Proposed Massachusetts Consumer Data Privacy Law Takes Lessons From Illinois’ Biometric Law
After Illinois passed its Biometric Information Privacy Act in 2008 (“BIPA”), other states have begun enacting legislation regulating business activities relating to biometric information. Texas and Washington were next, followed by California in 2018. Now, Massachusetts has proposed legislation regulating the use of a consumer’s personal and biometric information.
Bill SD.341, “an Act relative to consumer data privacy,” draws much of its language from the California Consumer Privacy Act of 2018 (“CCPA”), and also has some parallels to BIPA. However, there are several differences between the Bill and BIPA worth noting.
The Massachusetts Bill Would Insulate Companies From Certain BIPA-like Lawsuits.
One of the key differences between the Bill and BIPA (and CCPA), is that the Bill expressly carves out an exception for businesses that collect or disclose their employees’ personal information, “so long as the business is collecting or disclosing such information within the scope of its role as an employer.” This carveout would protect Massachusetts employers from the types of lawsuits that have exploded in Illinois, where employees have filed hundreds of BIPA class actions against their employers based on their employers’ collection, storage, use, and disclosure of employee fingerprints for timekeeping purposes.
Earlier this year, the Illinois legislature proposed an amendment to stem these lawsuits, but the measure failed.
The Massachusetts Bill Includes Statutory Fines & Penalties.
Like BIPA, the Bill creates a private right of action for consumers who have “suffered a violation.” Unlike BIPA, the Massachusetts legislature had the foresight to explain in the statute exactly what it means to have “suffered a violation.” The Massachusetts Bill makes clear that a simple violation of the Bill constitutes an injury in fact, and that a consumer need not suffer actual monetary or property loss in order to bring an action for a violation. This will likely help Massachusetts avoid the type of litigation Illinois has experienced regarding what gives a consumer standing under BIPA, which we covered here, here, and here.
The Bill also provides for statutory liquidated damages like BIPA. Similar to the statutory damages provided under CCPA, the Bill allows consumers to recover statutory damages up to $750 “per incident” or actual damages, whichever is greater. If a court decides to award statutory damages, the Bill lists several factors the court should consider in awarding them, making it somewhat more equitably minded than BIPA’s bright line of $1,000 for negligent violations and $5,000 for willful or reckless violations.
Massachusetts Would Regulate More Information Than BIPA.
Another difference between the Bill and BIPA is the type of information that would be protected and regulated.
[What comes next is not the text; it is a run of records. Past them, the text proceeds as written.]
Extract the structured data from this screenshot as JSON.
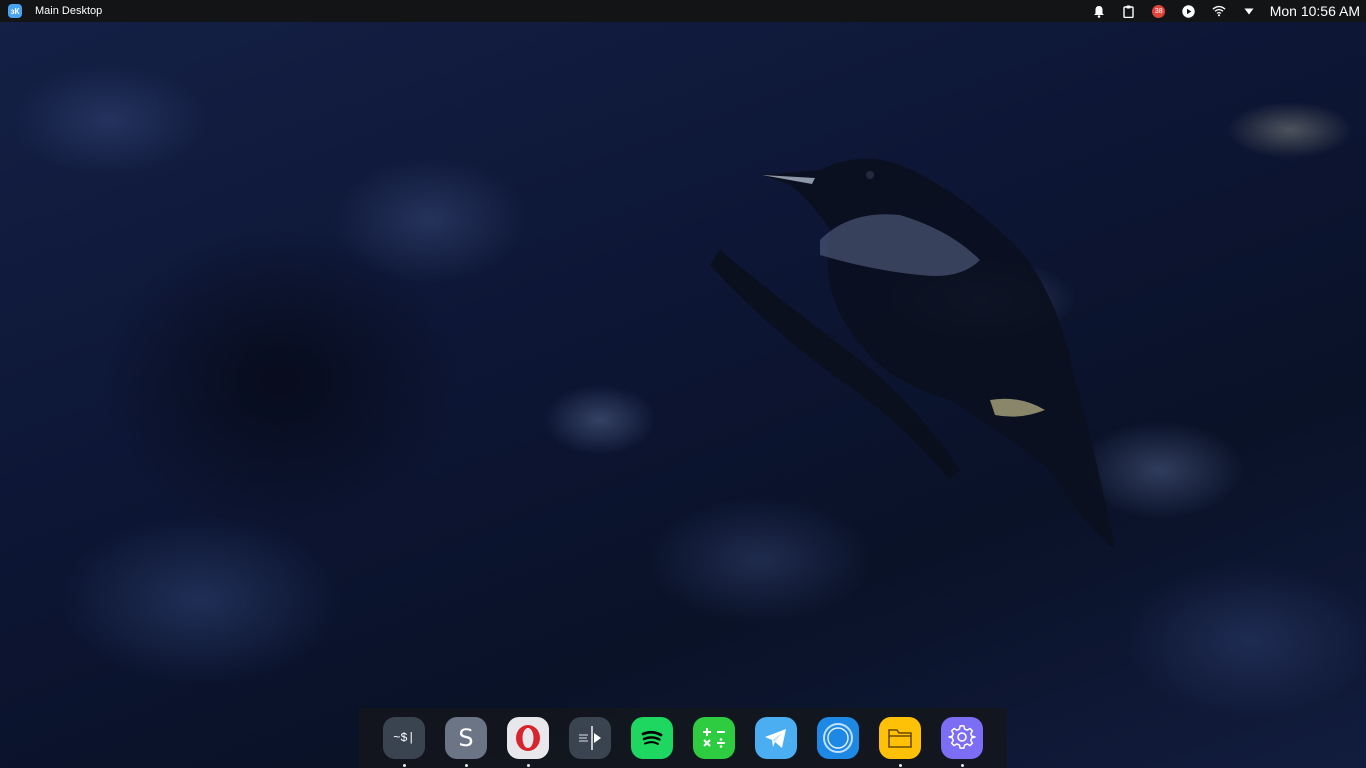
{
  "topbar": {
    "logo_text": "зК",
    "title": "Main Desktop",
    "notification_badge": "38",
    "clock": "Mon 10:56 AM"
  },
  "tray_icons": [
    "bell-icon",
    "clipboard-icon",
    "notification-badge",
    "play-icon",
    "wifi-icon",
    "dropdown-arrow-icon"
  ],
  "dock": {
    "apps": [
      {
        "name": "terminal",
        "label": "~$|",
        "color": "#3a4451",
        "running": true
      },
      {
        "name": "sublime-text",
        "label": "S",
        "color": "#6b7585",
        "running": true
      },
      {
        "name": "opera-browser",
        "label": "O",
        "color": "#e8e8ec",
        "running": true
      },
      {
        "name": "media-player",
        "label": "▶",
        "color": "#3a4451",
        "running": false
      },
      {
        "name": "spotify",
        "label": "",
        "color": "#1ed760",
        "running": false
      },
      {
        "name": "calculator",
        "label": "+ − × ÷",
        "color": "#2ecc40",
        "running": false
      },
      {
        "name": "telegram",
        "label": "",
        "color": "#4aaef0",
        "running": false
      },
      {
        "name": "browser-circle",
        "label": "",
        "color": "#1e88e5",
        "running": false
      },
      {
        "name": "files",
        "label": "",
        "color": "#ffc107",
        "running": true
      },
      {
        "name": "settings",
        "label": "",
        "color": "#7c6df5",
        "running": true
      }
    ]
  }
}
While the Bill also regulates biometric information such as fingerprints, iris and retina scans, and face and hand imagery, its definition of biometric information also includes “an individual’s physiological, biological or behavioral characteristics, including an individual’s DNA,” as well as “keystroke patterns or rhythms, gait patterns or rhythms, and sleep, health, or exercise data that contain identifying information.”
In contrast, BIPA’s definitions of biometric identifier and biometric information are narrower because they do not include “behavioral characteristics” or “keystroke patterns or rhythms, gait patterns or rhythms, and sleep, health, or exercise data that contain identifying information.” And, while BIPA does not protect anything beyond biometric identifiers or information, the Bill also protects consumers’ “personal information,” which is “information that identifies, relates to, describes, is capable of being associated with, or could reasonably be linked, directly or indirectly, with a particular consumer or the consumer’s device.” As a result, the Massachusetts Bill would apply to more business activities than BIPA.
The Massachusetts Bill’s Notice Requirements Are Different From BIPA’s.
Because the Bill would apply to companies that collect consumer “personal information,” and not just biometric data such as fingerprints or retina scans, it is important for companies to closely consider whether their activities bring them within the Bill’s scope, such that they would be obligated to comply with the Bill’s various notice requirements, which are somewhat different than BIPA’s.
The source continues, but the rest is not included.